America’s economy slowed—it probably won’t stumble

Federal Reserve figures show January’s industrial production edged down. (Photo: Bloomberg News)
Federal Reserve figures show January’s industrial production edged down. (Photo: Bloomberg News)

Summary

Retail sales and industrial production both dipped in January, but there were some encouraging signs.

The U.S. economy took a breather in January following brisk growth at the end of last year, but it remains fundamentally healthy.

Retail sales fell 0.8% in January from December, the Commerce Department said Thursday—much worse than expectations for a 0.3% decline. Also Thursday, Federal Reserve data showed January industrial production edging down 0.1% compared with expectations for a 0.2% increase.

Technical issues with how the retail sales data was seasonally adjusted might have weighed on the reading, and cold weather in January likely had an impact on both retail sales and industrial production. But those factors don’t explain away all the weakness.

Economists at Goldman Sachs, for instance, said in a note that cold weather doesn’t explain a decline in e-commerce, as sales by nonstore retailers fell 0.8%. Analysts at Bank of America noted that card spending remained soft in the week ended Feb. 10, despite no big weather events that week.

Yet there were also some encouraging signs in Thursday’s batch of data that went less noticed. Within the retail sales report, spending on food services and drinking places was up 0.7% from December and 6.3% higher than in January last year—not something one would expect if the economy were suddenly in trouble.

Fed surveys of manufacturing activity in New York state and the Philadelphia area in February both came in stronger than expected, weekly unemployment claims were lower than expected and there were indications in the industrial production report that the promising U.S. shift toward high-tech manufacturing is still going strong: Output of semiconductors, for instance, was up 23% from a year earlier, according to Capital Economics.

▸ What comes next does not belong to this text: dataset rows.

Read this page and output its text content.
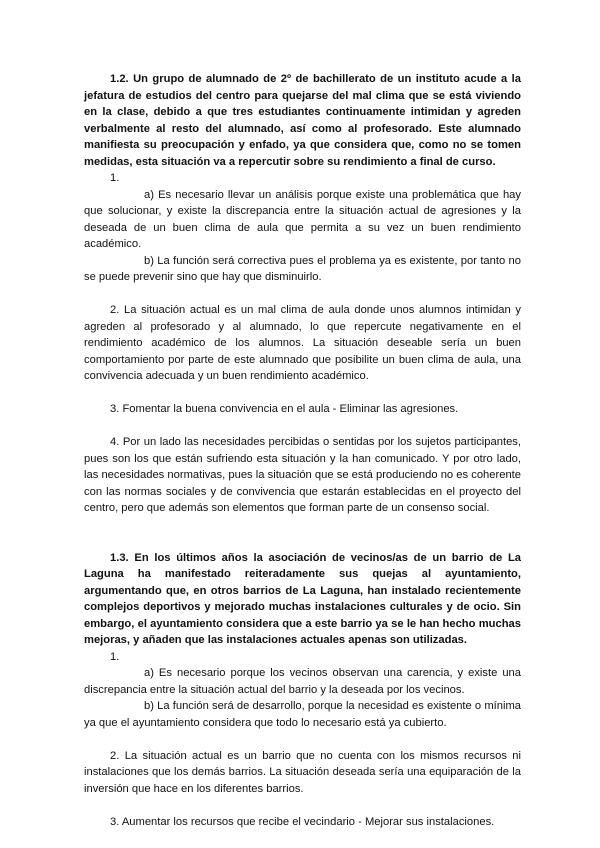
1.2. Un grupo de alumnado de 2º de bachillerato de un instituto acude a la jefatura de estudios del centro para quejarse del mal clima que se está viviendo en la clase, debido a que tres estudiantes continuamente intimidan y agreden verbalmente al resto del alumnado, así como al profesorado. Este alumnado manifiesta su preocupación y enfado, ya que considera que, como no se tomen medidas, esta situación va a repercutir sobre su rendimiento a final de curso.

1.

a) Es necesario llevar un análisis porque existe una problemática que hay que solucionar, y existe la discrepancia entre la situación actual de agresiones y la deseada de un buen clima de aula que permita a su vez un buen rendimiento académico.

b) La función será correctiva pues el problema ya es existente, por tanto no se puede prevenir sino que hay que disminuirlo.

2. La situación actual es un mal clima de aula donde unos alumnos intimidan y agreden al profesorado y al alumnado, lo que repercute negativamente en el rendimiento académico de los alumnos. La situación deseable sería un buen comportamiento por parte de este alumnado que posibilite un buen clima de aula, una convivencia adecuada y un buen rendimiento académico.

3. Fomentar la buena convivencia en el aula - Eliminar las agresiones.

4. Por un lado las necesidades percibidas o sentidas por los sujetos participantes, pues son los que están sufriendo esta situación y la han comunicado. Y por otro lado, las necesidades normativas, pues la situación que se está produciendo no es coherente con las normas sociales y de convivencia que estarán establecidas en el proyecto del centro, pero que además son elementos que forman parte de un consenso social.

1.3. En los últimos años la asociación de vecinos/as de un barrio de La Laguna ha manifestado reiteradamente sus quejas al ayuntamiento, argumentando que, en otros barrios de La Laguna, han instalado recientemente complejos deportivos y mejorado muchas instalaciones culturales y de ocio. Sin embargo, el ayuntamiento considera que a este barrio ya se le han hecho muchas mejoras, y añaden que las instalaciones actuales apenas son utilizadas.

1.

a) Es necesario porque los vecinos observan una carencia, y existe una discrepancia entre la situación actual del barrio y la deseada por los vecinos.

b) La función será de desarrollo, porque la necesidad es existente o mínima ya que el ayuntamiento considera que todo lo necesario está ya cubierto.

2. La situación actual es un barrio que no cuenta con los mismos recursos ni instalaciones que los demás barrios. La situación deseada sería una equiparación de la inversión que hace en los diferentes barrios.

3. Aumentar los recursos que recibe el vecindario - Mejorar sus instalaciones.
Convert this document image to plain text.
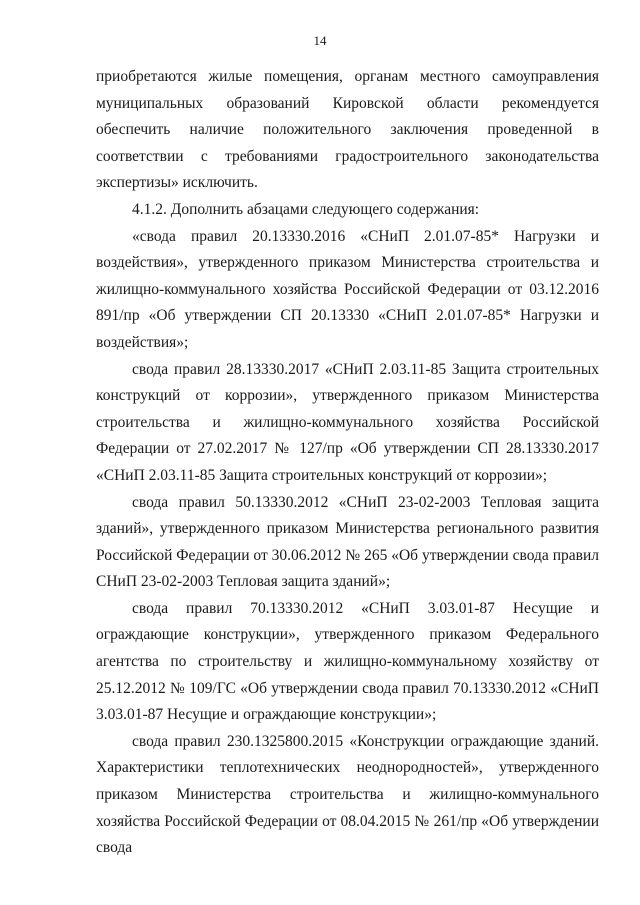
14

приобретаются жилые помещения, органам местного самоуправления муниципальных образований Кировской области рекомендуется обеспечить наличие положительного заключения проведенной в соответствии с требованиями градостроительного законодательства экспертизы» исключить.

4.1.2. Дополнить абзацами следующего содержания:

«свода правил 20.13330.2016 «СНиП 2.01.07-85* Нагрузки и воздействия», утвержденного приказом Министерства строительства и жилищно-коммунального хозяйства Российской Федерации от 03.12.2016 891/пр «Об утверждении СП 20.13330 «СНиП 2.01.07-85* Нагрузки и воздействия»;

свода правил 28.13330.2017 «СНиП 2.03.11-85 Защита строительных конструкций от коррозии», утвержденного приказом Министерства строительства и жилищно-коммунального хозяйства Российской Федерации от 27.02.2017 № 127/пр «Об утверждении СП 28.13330.2017 «СНиП 2.03.11-85 Защита строительных конструкций от коррозии»;

свода правил 50.13330.2012 «СНиП 23-02-2003 Тепловая защита зданий», утвержденного приказом Министерства регионального развития Российской Федерации от 30.06.2012 № 265 «Об утверждении свода правил СНиП 23-02-2003 Тепловая защита зданий»;

свода правил 70.13330.2012 «СНиП 3.03.01-87 Несущие и ограждающие конструкции», утвержденного приказом Федерального агентства по строительству и жилищно-коммунальному хозяйству от 25.12.2012 № 109/ГС «Об утверждении свода правил 70.13330.2012 «СНиП 3.03.01-87 Несущие и ограждающие конструкции»;

свода правил 230.1325800.2015 «Конструкции ограждающие зданий. Характеристики теплотехнических неоднородностей», утвержденного приказом Министерства строительства и жилищно-коммунального хозяйства Российской Федерации от 08.04.2015 № 261/пр «Об утверждении свода
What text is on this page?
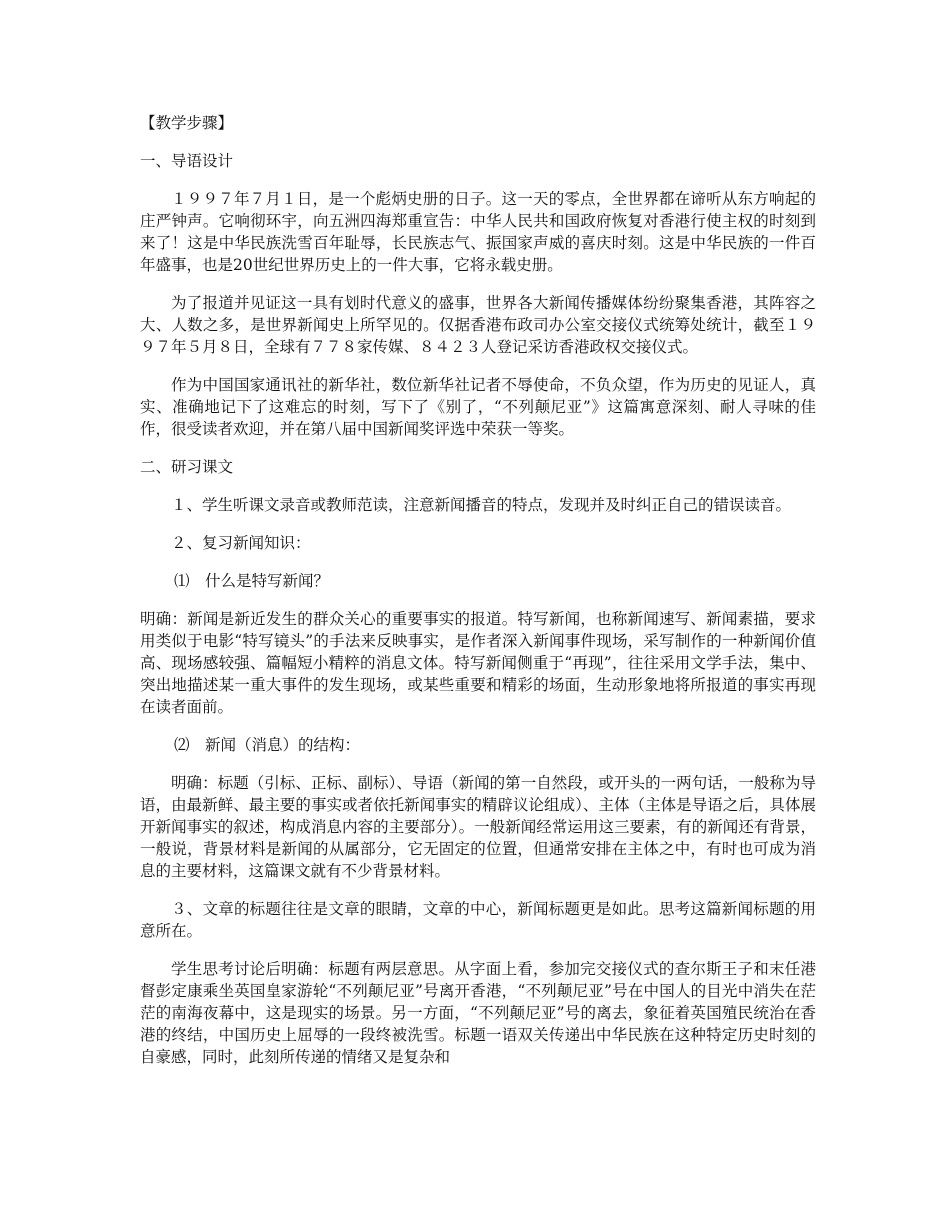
【教学步骤】

一、导语设计

１９９７年７月１日，是一个彪炳史册的日子。这一天的零点，全世界都在谛听从东方响起的庄严钟声。它响彻环宇，向五洲四海郑重宣告：中华人民共和国政府恢复对香港行使主权的时刻到来了！这是中华民族洗雪百年耻辱，长民族志气、振国家声威的喜庆时刻。这是中华民族的一件百年盛事，也是20世纪世界历史上的一件大事，它将永载史册。

为了报道并见证这一具有划时代意义的盛事，世界各大新闻传播媒体纷纷聚集香港，其阵容之大、人数之多，是世界新闻史上所罕见的。仅据香港布政司办公室交接仪式统筹处统计，截至１９９７年５月８日，全球有７７８家传媒、８４２３人登记采访香港政权交接仪式。

作为中国国家通讯社的新华社，数位新华社记者不辱使命，不负众望，作为历史的见证人，真实、准确地记下了这难忘的时刻，写下了《别了，“不列颠尼亚”》这篇寓意深刻、耐人寻味的佳作，很受读者欢迎，并在第八届中国新闻奖评选中荣获一等奖。

二、研习课文

１、学生听课文录音或教师范读，注意新闻播音的特点，发现并及时纠正自己的错误读音。

２、复习新闻知识：

⑴　什么是特写新闻？

明确：新闻是新近发生的群众关心的重要事实的报道。特写新闻，也称新闻速写、新闻素描，要求用类似于电影“特写镜头”的手法来反映事实，是作者深入新闻事件现场，采写制作的一种新闻价值高、现场感较强、篇幅短小精粹的消息文体。特写新闻侧重于“再现”，往往采用文学手法，集中、突出地描述某一重大事件的发生现场，或某些重要和精彩的场面，生动形象地将所报道的事实再现在读者面前。

⑵　新闻（消息）的结构：

明确：标题（引标、正标、副标）、导语（新闻的第一自然段，或开头的一两句话，一般称为导语，由最新鲜、最主要的事实或者依托新闻事实的精辟议论组成）、主体（主体是导语之后，具体展开新闻事实的叙述，构成消息内容的主要部分）。一般新闻经常运用这三要素，有的新闻还有背景，一般说，背景材料是新闻的从属部分，它无固定的位置，但通常安排在主体之中，有时也可成为消息的主要材料，这篇课文就有不少背景材料。

３、文章的标题往往是文章的眼睛，文章的中心，新闻标题更是如此。思考这篇新闻标题的用意所在。

学生思考讨论后明确：标题有两层意思。从字面上看，参加完交接仪式的查尔斯王子和末任港督彭定康乘坐英国皇家游轮“不列颠尼亚”号离开香港，“不列颠尼亚”号在中国人的目光中消失在茫茫的南海夜幕中，这是现实的场景。另一方面，“不列颠尼亚”号的离去，象征着英国殖民统治在香港的终结，中国历史上屈辱的一段终被洗雪。标题一语双关传递出中华民族在这种特定历史时刻的自豪感，同时，此刻所传递的情绪又是复杂和
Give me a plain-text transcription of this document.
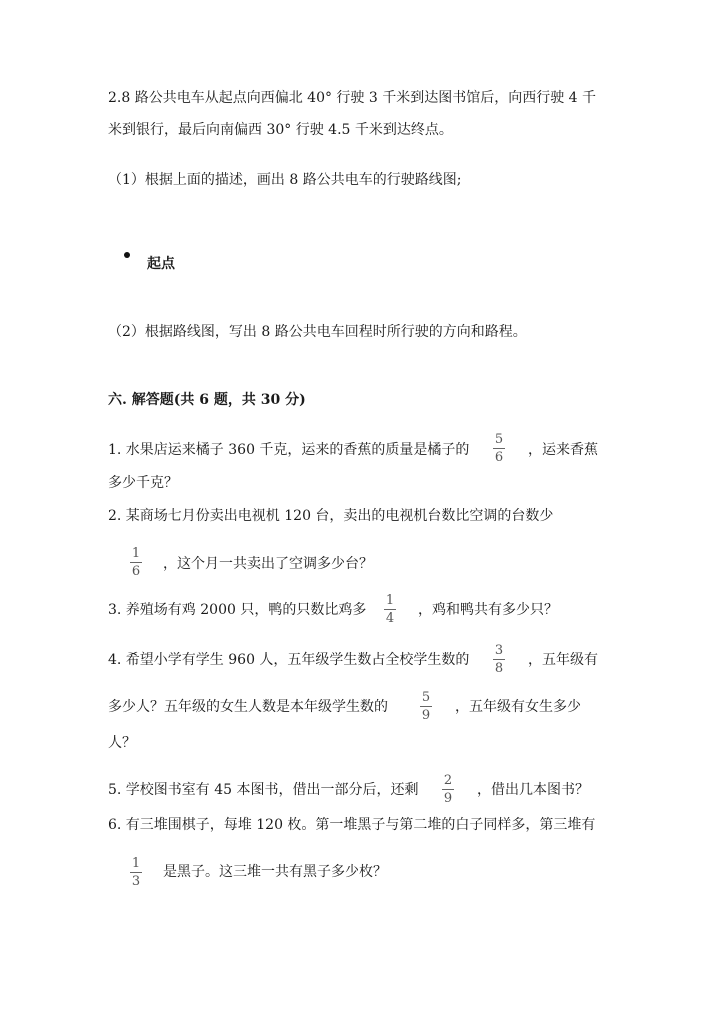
2.8 路公共电车从起点向西偏北 40° 行驶 3 千米到达图书馆后，向西行驶 4 千
米到银行，最后向南偏西 30° 行驶 4.5 千米到达终点。
（1）根据上面的描述，画出 8 路公共电车的行驶路线图;
起点
（2）根据路线图，写出 8 路公共电车回程时所行驶的方向和路程。
六. 解答题(共 6 题，共 30 分)
1. 水果店运来橘子 360 千克，运来的香蕉的质量是橘子的
5
6 ，运来香蕉
多少千克？
2. 某商场七月份卖出电视机 120 台，卖出的电视机台数比空调的台数少
1
6 ，这个月一共卖出了空调多少台？
3. 养殖场有鸡 2000 只，鸭的只数比鸡多
1
4
，鸡和鸭共有多少只？
4. 希望小学有学生 960 人，五年级学生数占全校学生数的
3
8
，五年级有
多少人？五年级的女生人数是本年级学生数的
5
9
，五年级有女生多少
人？
5. 学校图书室有 45 本图书，借出一部分后，还剩
2
9
，借出几本图书？
6. 有三堆围棋子，每堆 120 枚。第一堆黑子与第二堆的白子同样多，第三堆有
1
3
是黑子。这三堆一共有黑子多少枚？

It isn’t all that surprising that consumers and manufacturers took something of a pause in January. Economists have long been expecting the Fed’s rate increases last year to start dragging on activity after a lag. And, while there has been debate about how much remains of the savings cushion consumers built up during the pandemic, no one expected these savings to last forever.

The real surprise is just how resilient the economy has been to the Fed’s tightening. Keep in mind that not long ago the consensus expectation was for an imminent recession. Economists at Morgan Stanley, taking into account January’s retail sales data, and downward revisions to December’s sales increase, said Thursday they expect first-quarter gross domestic product growth to come in at a 2% annualized pace. They expect fourth-quarter growth to be revised down to 2.1% from 3.3%.

“The retail sales report this month supports our view that the economy is strong but cooling," they said in a note, adding that “there is no reason for the Fed to rush the next move in rates."

The upshot? The fluctuation in stock and bond prices on the back of the week’s economic data was much ado about not much. The S&P 500 on Thursday ended above its closing level on Monday. A slower but steady U.S. economy is nothing to be afraid of.